Em nota, o governo afirmou que o Pacto RJ tem em seu acervo “projetos e obras já iniciadas, em processo licitatório e em fase final de estudo”. A escolha dos projetos, segundo o estado, tem como critérios ” a necessidade da população fluminense em áreas prioritárias como infraestrutura, saúde, educação, segurança e mobilidade urbana”.
“Na minha secretaria, 70% dos recursos aplicados são estruturantes. É claro que há algumas obras de tiro curto que precisam ser feitas. Como não acabar uma obra como a da orla de Mangaratiba, de R$ 3 milhões, que está parada no meio do caminho?”, afirmou o secretário de Infraestrutura, Max Lemos (PSDB).
Um dos investimentos de curto prazo é a construção de 26 restaurantes populares, bandeira das gestões de Anthony Garotinho no estado. O anúncio do projeto foi feito ao lado do ex-governador em Campos dos Goytacazes, reduto eleitoral da família.
“O senhor é um grande exemplo na política social do estado. Há muito tempo não se faz política social no estado. O legado de Garotinho foi destruído”, disse Castro para o ex-governador.
Garotinho diz que tem simpatia pelo governador, mas ainda não definiu quem vai apoiar ano que vem.
“No quadro de hoje, ele seria uma opção”, afirmou o ex-governador.
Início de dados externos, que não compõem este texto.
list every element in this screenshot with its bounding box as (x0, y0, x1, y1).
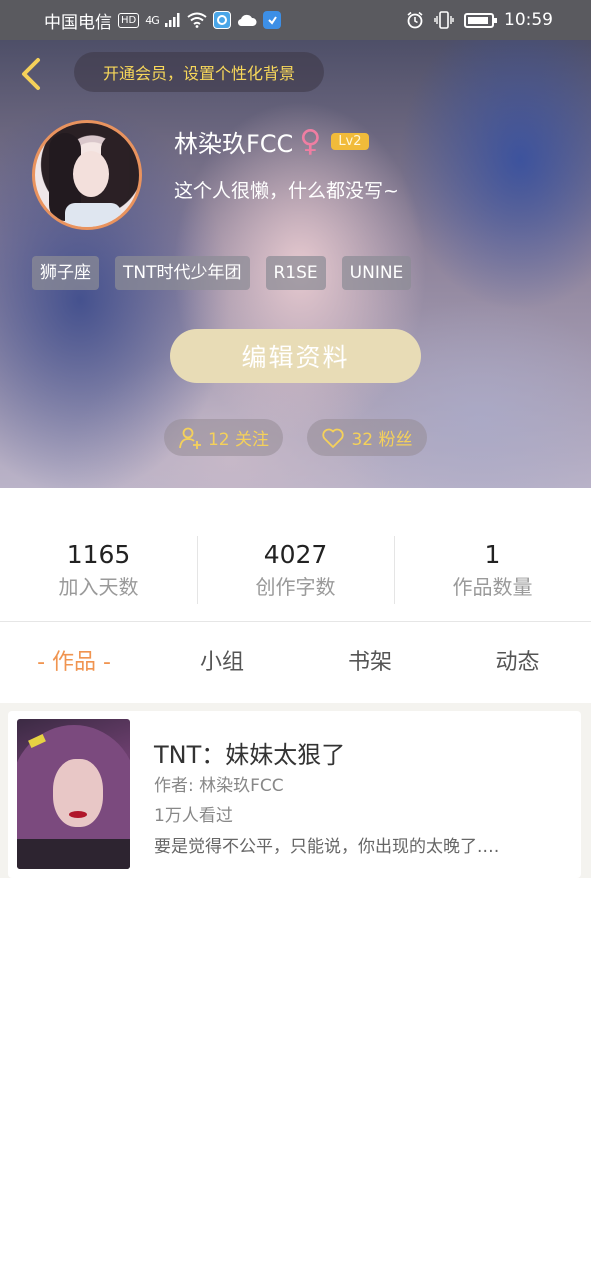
work-cover-image (17, 719, 130, 869)
work-author: 作者: 林染玖FCC (154, 776, 284, 796)
signal-icon (164, 13, 180, 27)
alarm-icon (407, 11, 423, 29)
tab-works[interactable]: - 作品 - (0, 623, 148, 703)
stat-value: 1165 (66, 540, 131, 569)
fans-count: 32 粉丝 (351, 430, 413, 450)
username: 林染玖FCC (174, 130, 294, 158)
stats-bar: 1165 加入天数 4027 创作字数 1 作品数量 (0, 488, 591, 622)
stat-value: 1 (484, 540, 501, 569)
work-card[interactable]: TNT：妹妹太狠了 作者: 林染玖FCC 1万人看过 要是觉得不公平，只能说，你… (8, 711, 581, 878)
stat-words-written: 4027 创作字数 (197, 538, 394, 602)
tag-list: 狮子座 TNT时代少年团 R1SE UNINE (32, 256, 412, 290)
tab-activity[interactable]: 动态 (444, 623, 591, 703)
fans-button[interactable]: 32 粉丝 (307, 419, 427, 456)
stat-label: 作品数量 (452, 575, 533, 599)
username-row: 林染玖FCC ♀ Lv2 (174, 124, 369, 159)
vip-background-banner[interactable]: 开通会员，设置个性化背景 (74, 52, 324, 92)
tab-groups[interactable]: 小组 (148, 623, 296, 703)
heart-icon (322, 428, 345, 448)
carrier-label: 中国电信 (44, 12, 112, 33)
work-views: 1万人看过 (154, 806, 233, 826)
person-add-icon (179, 427, 201, 449)
clock: 10:59 (504, 10, 553, 30)
female-icon: ♀ (299, 123, 322, 159)
app-notification-icon (212, 11, 231, 29)
stat-label: 加入天数 (58, 575, 139, 599)
following-count: 12 关注 (207, 430, 270, 450)
signature: 这个人很懒，什么都没写~ (174, 180, 399, 202)
battery-icon (464, 12, 497, 28)
hd-badge: HD (118, 12, 140, 28)
work-excerpt: 要是觉得不公平，只能说，你出现的太晚了.… (154, 837, 500, 857)
edit-profile-button[interactable]: 编辑资料 (170, 329, 421, 383)
stat-days-joined: 1165 加入天数 (0, 538, 197, 602)
network-type: 4G (145, 13, 159, 27)
wifi-icon (187, 12, 207, 28)
tag-item[interactable]: TNT时代少年团 (115, 256, 250, 290)
app-shortcut-icon (262, 11, 281, 29)
avatar[interactable] (32, 120, 142, 230)
work-title: TNT：妹妹太狠了 (154, 741, 346, 769)
stat-works-count: 1 作品数量 (394, 538, 591, 602)
following-button[interactable]: 12 关注 (164, 419, 283, 456)
chevron-left-icon (22, 58, 40, 90)
stat-label: 创作字数 (255, 575, 336, 599)
cloud-icon (237, 14, 257, 27)
tag-item[interactable]: R1SE (265, 256, 326, 290)
status-bar: 中国电信 HD 4G 10:59 (0, 0, 591, 40)
vibrate-icon (434, 11, 454, 29)
tag-item[interactable]: UNINE (341, 256, 412, 290)
profile-header: 开通会员，设置个性化背景 林染玖FCC ♀ Lv2 这个人很懒，什么都没写~ 狮… (0, 40, 591, 488)
content-tabs: - 作品 - 小组 书架 动态 (0, 623, 591, 703)
stat-value: 4027 (263, 540, 328, 569)
tab-bookshelf[interactable]: 书架 (296, 623, 444, 703)
back-button[interactable] (14, 56, 50, 92)
tag-item[interactable]: 狮子座 (32, 256, 99, 290)
level-badge: Lv2 (331, 133, 369, 150)
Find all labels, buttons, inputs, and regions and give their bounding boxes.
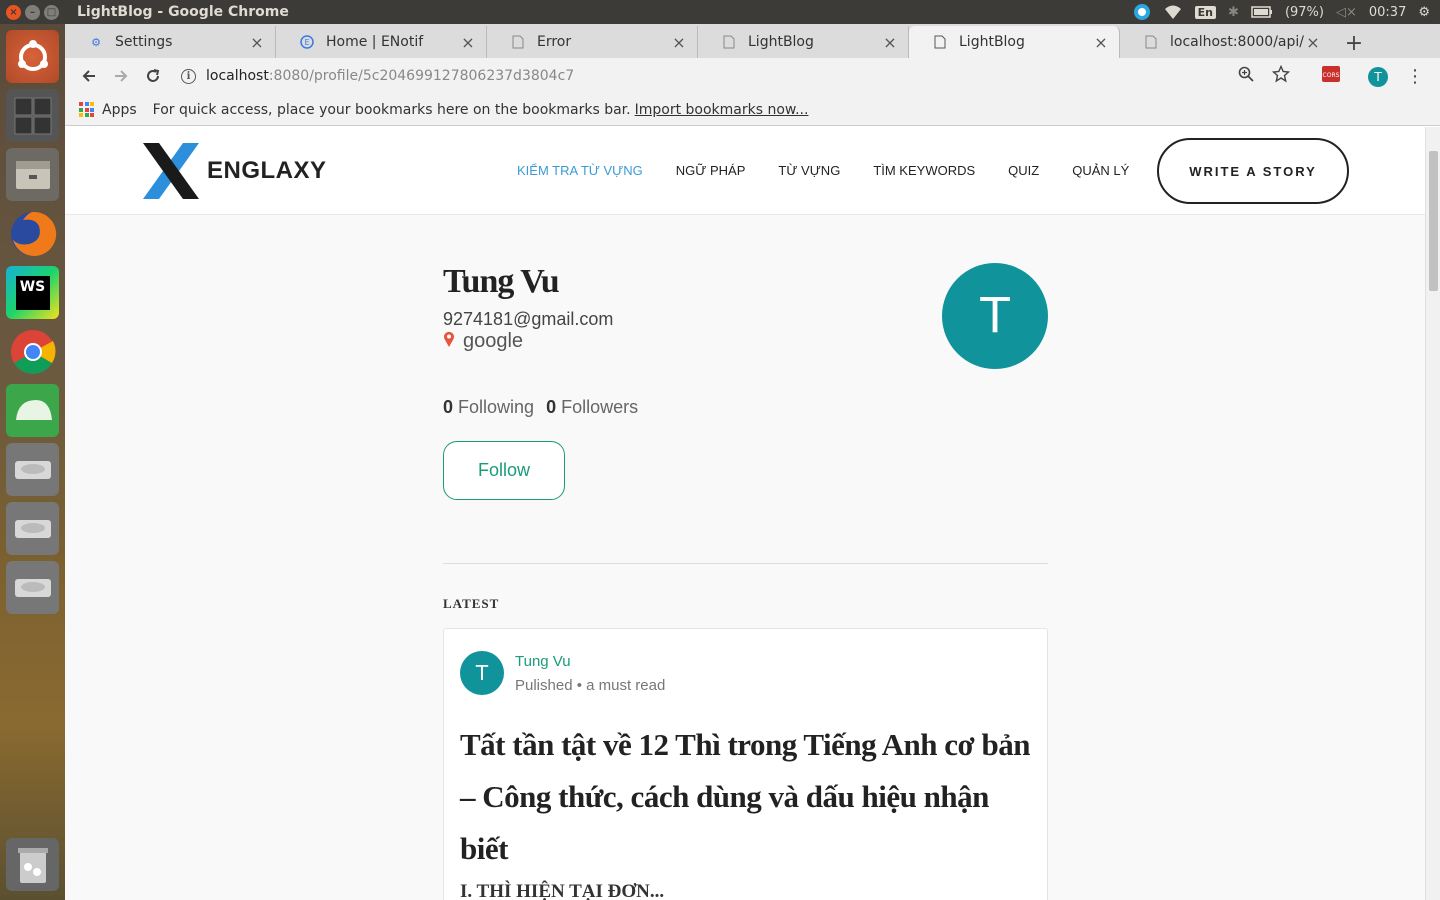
site-header: ENGLAXY KIỂM TRA TỪ VỰNG NGỮ PHÁP TỪ VỰN… [65,127,1425,215]
bluetooth-icon[interactable]: ✱ [1228,5,1239,20]
bookmarks-bar: Apps For quick access, place your bookma… [65,94,1440,126]
gear-icon: ⚙ [91,35,101,49]
scrollbar-thumb[interactable] [1429,151,1438,291]
location-text: google [463,330,524,352]
tab-enotif[interactable]: E Home | ENotif × [276,26,487,58]
cors-extension-icon[interactable]: CORS [1322,66,1340,86]
tab-error[interactable]: Error × [487,26,698,58]
tab-close-icon[interactable]: × [1093,33,1109,52]
battery-percent: (97%) [1284,4,1324,20]
svg-text:E: E [304,38,309,47]
apps-grid-icon[interactable] [79,102,94,117]
import-bookmarks-link[interactable]: Import bookmarks now... [635,102,809,118]
englaxy-logo-icon [143,143,199,199]
page-icon [1144,35,1158,49]
window-close-button[interactable]: × [6,4,21,20]
new-tab-button[interactable]: + [1339,28,1369,58]
nav-vocabulary[interactable]: TỪ VỰNG [778,163,840,178]
drive-icon-2[interactable] [6,502,59,555]
settings-gear-icon[interactable]: ⚙ [1418,5,1430,20]
tab-close-icon[interactable]: × [1305,33,1321,52]
browser-toolbar: i localhost:8080/profile/5c2046991278062… [65,58,1440,94]
followers-stat[interactable]: 0 Followers [546,397,638,418]
ubuntu-dash-icon[interactable] [6,30,59,83]
system-top-panel: × – □ LightBlog - Google Chrome En ✱ (97… [0,0,1440,24]
keyboard-language-indicator[interactable]: En [1194,5,1217,19]
skype-icon[interactable] [1133,3,1151,21]
firefox-icon[interactable] [6,207,59,260]
logo-text: ENGLAXY [207,157,327,184]
trash-icon[interactable] [6,838,59,891]
address-bar[interactable]: i localhost:8080/profile/5c2046991278062… [181,62,1238,90]
profile-avatar: T [942,263,1048,369]
drive-icon-3[interactable] [6,561,59,614]
nav-keywords[interactable]: TÌM KEYWORDS [873,163,975,178]
follow-stats: 0 Following 0 Followers [443,397,638,418]
webstorm-icon[interactable]: WS [6,266,59,319]
page-viewport: ENGLAXY KIỂM TRA TỪ VỰNG NGỮ PHÁP TỪ VỰN… [65,127,1425,900]
profile-section: Tung Vu 9274181@gmail.com google T 0 Fol… [443,263,1048,900]
url-path: :8080/profile/5c204699127806237d3804c7 [268,68,575,84]
tab-close-icon[interactable]: × [671,33,687,52]
file-manager-icon[interactable] [6,148,59,201]
back-button[interactable] [75,62,103,90]
url-host: localhost [206,68,269,84]
window-maximize-button[interactable]: □ [44,4,59,20]
tab-lightblog[interactable]: LightBlog × [698,26,909,58]
drive-icon-1[interactable] [6,443,59,496]
write-story-button[interactable]: WRITE A STORY [1157,138,1349,204]
clock[interactable]: 00:37 [1369,5,1406,20]
tab-close-icon[interactable]: × [882,33,898,52]
nav-grammar[interactable]: NGỮ PHÁP [676,163,746,178]
follow-button[interactable]: Follow [443,441,565,500]
reload-button[interactable] [139,62,167,90]
chrome-icon[interactable] [6,325,59,378]
wifi-icon[interactable] [1163,4,1183,20]
post-card[interactable]: T Tung Vu Pulished • a must read Tất tần… [443,628,1048,900]
following-stat[interactable]: 0 Following [443,397,534,418]
site-info-icon[interactable]: i [181,68,196,84]
post-title[interactable]: Tất tần tật về 12 Thì trong Tiếng Anh cơ… [460,719,1030,875]
site-logo[interactable]: ENGLAXY [139,139,327,203]
unity-launcher: WS [0,24,65,900]
nav-vocab-test[interactable]: KIỂM TRA TỪ VỰNG [517,163,643,178]
post-author-avatar[interactable]: T [460,651,504,695]
bookmark-star-icon[interactable] [1271,64,1291,87]
volume-muted-icon[interactable]: ◁× [1336,5,1357,20]
page-icon [933,35,947,49]
page-scrollbar[interactable] [1425,127,1440,900]
svg-text:CORS: CORS [1323,72,1340,79]
tab-close-icon[interactable]: × [249,33,265,52]
zoom-icon[interactable] [1238,66,1254,86]
browser-window: ⚙ Settings × E Home | ENotif × Error × L… [65,24,1440,900]
tab-close-icon[interactable]: × [460,33,476,52]
page-icon [511,35,525,49]
tab-strip: ⚙ Settings × E Home | ENotif × Error × L… [65,24,1440,58]
tab-lightblog-active[interactable]: LightBlog × [909,26,1120,58]
window-title: LightBlog - Google Chrome [77,4,289,20]
section-divider [443,563,1048,564]
enotif-icon: E [300,35,314,49]
post-meta: Pulished • a must read [515,677,666,694]
menu-kebab-icon[interactable]: ⋮ [1406,66,1424,87]
page-icon [722,35,736,49]
latest-heading: LATEST [443,596,500,611]
post-author-link[interactable]: Tung Vu [515,653,571,670]
profile-avatar-icon[interactable]: T [1368,66,1388,87]
nav-quiz[interactable]: QUIZ [1008,163,1039,178]
tab-api[interactable]: localhost:8000/api/us × [1120,26,1331,58]
post-excerpt: I. THÌ HIỆN TẠI ĐƠN... [460,881,665,900]
bookmarks-hint: For quick access, place your bookmarks h… [152,101,631,118]
tab-settings[interactable]: ⚙ Settings × [65,26,276,58]
workspace-switcher-icon[interactable] [6,89,59,142]
forward-button[interactable] [107,62,135,90]
apps-link[interactable]: Apps [102,102,137,118]
battery-icon[interactable] [1251,6,1273,18]
db-tool-turtle-icon[interactable] [6,384,59,437]
nav-manage[interactable]: QUẢN LÝ [1072,163,1129,178]
site-nav: KIỂM TRA TỪ VỰNG NGỮ PHÁP TỪ VỰNG TÌM KE… [517,163,1129,178]
location-pin-icon [443,331,455,353]
window-minimize-button[interactable]: – [25,4,40,20]
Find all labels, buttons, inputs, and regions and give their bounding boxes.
Campos também foi contemplado com a reforma de um hospital da cidade.
As obras têm servido para Castro ampliar pontes com os políticos locais a fim de estabelecer alianças que fujam do conflagrado cenário nacional.
O governador fluminense apoia a reeleição do presidente Jair Bolsonaro, mas conseguiu incluir em seu governo o PSDB do governador de São Paulo, João Doria, potencial concorrente à Presidência. Castro também atraiu o apoio do MDB regional, embora nacionalmente a sigla defenda uma terceira via na eleição.
O pacote anunciado também inclui duas grandes obras. A maior delas (R$ 2,5 bilhões) é a construção de nova estação de tratamento de água para diminuir a crise no setor.
Outra obra relevante é um metrô-leve que passa por municípios da Baixada Fluminense, estimado em R$ 1,7 bilhão.
Embora prevista no Programa de Desenvolvimento Urbano da Região Metropolitana (PDUI), a obra é alvo de críticas de especialistas em razão de seu custo e o atual cenário nos transportes.
Henrique Silveira, coordenador-geral da Casa Fluminense (entidade que acompanha o planejamento urbano da região metropolitana), afirma que a obra não deveria ser prioridade na retomada dos investimentos em mobilidade.
Para ele, a recuperação da malha ferroviária, cuja concessionária Supervia está em recuperação judicial, deveria ser o foco dos investimentos nesse momento.
“Estamos numa crise dos transportes no país e essa obra não ajuda a superá-la. A prioridade deveria estar na melhoria do que já existe, e garantir a sustentabilidade dos trens. No primeiro respiro que temos, o senso de prioridade desaparece”, afirmou Silveira.
Ele apontou também que a linha 3 do metrô, prevista para ser construída entre São Gonçalo e Niterói, é mais relevante para o transporte público do que a intervenção proposta no plano.
O metrô-leve vai beneficiar a Baixada Fluminense, uma região pobre e populosa em que atua a maior parte dos potenciais aliados de Castro. O principal é o prefeito de Duque de Caxias, Washington Reis (MDB), que pretende disputar o Senado.
Procurado, o secretário de Transportes, Juninho do Pneu (DEM), não retornou ao pedido de entrevista. O governo estadual disse, em nota, que levou em consideração o PDUI para incluir o projeto no Pacto RJ.
Vice na chapa de Wilson Witzel eleita em 2018, Cláudio Castro assumiu oficialmente o governo do Rio de Janeiro em maio deste ano.
O Tribunal Especial Misto aprovou por unanimidade o impeachment de Witzel no final de abril, sob acusação de crime de responsabilidade e de irregularidades na contratação dos hospitais de campanha para combater a pandemia.